42.I belive love will soon come to me, it´s building up in me.

I have managed to realize that the sum of people who actually leave your life for good are very few.
The most of them live on, in a different way, in another city or like a silent explosion in disguise. They live on, just like I do.

If he forgets me I am not going to dissapear.

I am still here living my life crowded in with 6 billion other people in the world.
So is he.
If I manage to meet him as all these similar lives all over the planet keeps going on living, breathing and bumping into other lives, then so be it.
But the way we were then, when we were young and in love and senseless, giving ducks lessons in sympathy, that time has died in the presence.

Every now and then we try to deny our past.

Maybe it´s too hurtful to realize that we in the past felt so strong
for the people who would come to hurt us so much in the future.



My new lover found out that neither my heart or my skin, my lips or my eyes were dedicated to him.
That I had lost it that night at the party, someone had told him what he knew all along.
That I was pure misery. That I would hurt him. He said he didn´t care, that it was ok but I knew that it was not.
He said he´d call. He did not call. I do not blame him and I do not blame myself either.

onsdag 5 augusti 2009

41. And it hurts with every heartbeat.

(back at the party, facing him once again and when he said ”i still love you, you know, i will never take back those words in the park.”)

He continued;

-But I could see that you moved on and so I decided to do that aswell. And it was fine, I was happy, I guess, but then I saw you with him and I just lost it. Why did I do that?

- Someone once told me that ”sometimes, it's just not that easy to let go of the past.
she said.
- But we should try it.
- Yeah, we should.
- I think we kind of are.
- Me too.
(...)
- But I still miss you.
- Me too.

They looked into each others eyes and decided not to be sane so they left together.
All the sense ran out of them and the night took over, turning them back into who they where then, temporarly.
By the mornings clean light she woke up, stared him right in the face and realized that maybe neither was he so the man she wanted to wake up next to.
He awoke, looked into her eyes and she could see that he was struggling with both a hangover, aswell as the toughest desiction in the history of modern love.

He whispered:
- this is it, isn´t it?

-I think this was it a long time ago, we´re just to slow to figure it out.

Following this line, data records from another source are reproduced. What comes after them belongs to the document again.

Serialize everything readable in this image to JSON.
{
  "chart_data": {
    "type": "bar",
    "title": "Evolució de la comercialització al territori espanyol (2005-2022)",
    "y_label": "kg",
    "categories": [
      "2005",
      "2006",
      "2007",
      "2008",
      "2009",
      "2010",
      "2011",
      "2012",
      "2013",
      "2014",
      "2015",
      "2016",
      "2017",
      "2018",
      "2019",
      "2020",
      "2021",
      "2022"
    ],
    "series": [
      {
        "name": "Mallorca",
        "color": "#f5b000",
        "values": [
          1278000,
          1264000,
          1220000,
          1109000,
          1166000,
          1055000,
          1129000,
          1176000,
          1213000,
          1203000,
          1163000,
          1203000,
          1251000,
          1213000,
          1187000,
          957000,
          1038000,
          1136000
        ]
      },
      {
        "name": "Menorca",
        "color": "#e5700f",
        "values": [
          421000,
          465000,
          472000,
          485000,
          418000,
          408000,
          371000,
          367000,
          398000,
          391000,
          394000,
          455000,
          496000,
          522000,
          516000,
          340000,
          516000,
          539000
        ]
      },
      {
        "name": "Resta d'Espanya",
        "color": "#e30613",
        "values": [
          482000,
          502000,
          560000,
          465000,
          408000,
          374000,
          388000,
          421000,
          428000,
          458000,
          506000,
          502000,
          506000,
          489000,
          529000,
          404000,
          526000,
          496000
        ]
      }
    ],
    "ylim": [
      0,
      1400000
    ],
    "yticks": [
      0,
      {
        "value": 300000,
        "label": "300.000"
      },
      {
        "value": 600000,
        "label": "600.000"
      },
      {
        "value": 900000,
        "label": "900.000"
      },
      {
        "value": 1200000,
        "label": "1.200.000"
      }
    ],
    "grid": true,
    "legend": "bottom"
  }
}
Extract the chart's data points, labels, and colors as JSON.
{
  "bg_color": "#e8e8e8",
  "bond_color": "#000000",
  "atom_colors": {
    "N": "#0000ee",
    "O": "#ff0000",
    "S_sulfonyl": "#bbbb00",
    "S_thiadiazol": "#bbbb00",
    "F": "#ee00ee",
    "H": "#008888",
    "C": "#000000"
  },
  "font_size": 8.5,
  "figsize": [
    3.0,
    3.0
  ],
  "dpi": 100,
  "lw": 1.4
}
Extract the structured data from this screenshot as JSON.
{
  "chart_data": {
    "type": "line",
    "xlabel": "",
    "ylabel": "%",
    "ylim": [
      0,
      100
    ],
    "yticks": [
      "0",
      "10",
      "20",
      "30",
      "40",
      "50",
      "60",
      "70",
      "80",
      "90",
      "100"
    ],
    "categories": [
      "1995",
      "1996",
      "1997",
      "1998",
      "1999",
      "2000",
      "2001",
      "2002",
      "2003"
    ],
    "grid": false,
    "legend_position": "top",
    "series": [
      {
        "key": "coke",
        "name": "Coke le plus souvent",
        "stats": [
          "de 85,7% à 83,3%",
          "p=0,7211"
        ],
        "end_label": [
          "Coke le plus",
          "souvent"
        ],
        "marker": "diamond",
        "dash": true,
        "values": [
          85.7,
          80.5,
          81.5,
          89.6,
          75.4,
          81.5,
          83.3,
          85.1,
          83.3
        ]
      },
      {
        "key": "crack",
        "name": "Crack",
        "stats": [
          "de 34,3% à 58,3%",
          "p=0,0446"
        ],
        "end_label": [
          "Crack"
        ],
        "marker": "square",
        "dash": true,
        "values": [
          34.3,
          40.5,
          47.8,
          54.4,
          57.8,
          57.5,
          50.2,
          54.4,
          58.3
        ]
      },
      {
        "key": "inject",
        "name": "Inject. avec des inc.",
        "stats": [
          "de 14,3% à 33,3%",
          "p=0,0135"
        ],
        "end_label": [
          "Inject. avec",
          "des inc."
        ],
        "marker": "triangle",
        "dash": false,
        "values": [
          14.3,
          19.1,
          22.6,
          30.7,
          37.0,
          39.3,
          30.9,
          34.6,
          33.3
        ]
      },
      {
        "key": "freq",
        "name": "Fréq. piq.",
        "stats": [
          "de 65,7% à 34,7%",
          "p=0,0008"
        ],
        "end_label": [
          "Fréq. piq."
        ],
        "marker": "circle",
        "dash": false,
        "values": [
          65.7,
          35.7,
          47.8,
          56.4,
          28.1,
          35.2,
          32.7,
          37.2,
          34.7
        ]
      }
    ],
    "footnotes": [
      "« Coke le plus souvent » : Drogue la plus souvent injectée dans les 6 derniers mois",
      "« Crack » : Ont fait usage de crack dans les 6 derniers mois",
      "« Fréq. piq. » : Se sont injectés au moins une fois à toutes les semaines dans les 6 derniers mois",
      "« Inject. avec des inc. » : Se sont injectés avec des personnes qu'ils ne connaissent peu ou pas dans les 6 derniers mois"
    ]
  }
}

- I don´t know what I want.
- I don´t know either.
- Maybe I want you.
- But I don´t think I want you anymore.

It was mean and it was hurtful but she knew the second those words came out of her mouth that they were, in fact, true.

A drunken kiss or a song of despair or both or nothing or everything,
everything, every single day for the rest of their lives would not be enough.
She was free to waste away alone.
But she was not alone, she was not alone at all and therefore that night she spent with her arms wrapped around her new lovers waist and her nose laying next to his neck. It was were she needed to be.

the truth:
It was not you that had my heart in a
mess, it was me.

tisdag 4 augusti 2009

40. In another time the sky will burn and we will see if you need me then.

It was real. Everything I had wanted for so long stood in front of me asking for a second chance. Someone that I had been obsessing of for so long, I had been dreaming of him during the nights and looking for his footsteps during the day. He stood there, with a new look in his eyes, ready but still very secure of himself, asking me to fall for him all over again.

I punctured my heart for you
. I could not breath for months.
You made me so so angry and depressed and happy at the same time.

I missed you for so long.


For such a long time that I forgot who I was, where I lived, who I used to talk to and what I used to do.
Your love ate me up. It swallowed me whole and consumed me completely.
I had never felt that kind of heartbreak in my entire life and I dont think that I´d survive it a second time around.

That´s what I would have said to him if I was a braver version of myself. But I´m not.
I am a coward and maybe I will always be. I don´t care, actually.
Even though I could not say the words thru my mouth they shined clearly from my eyes.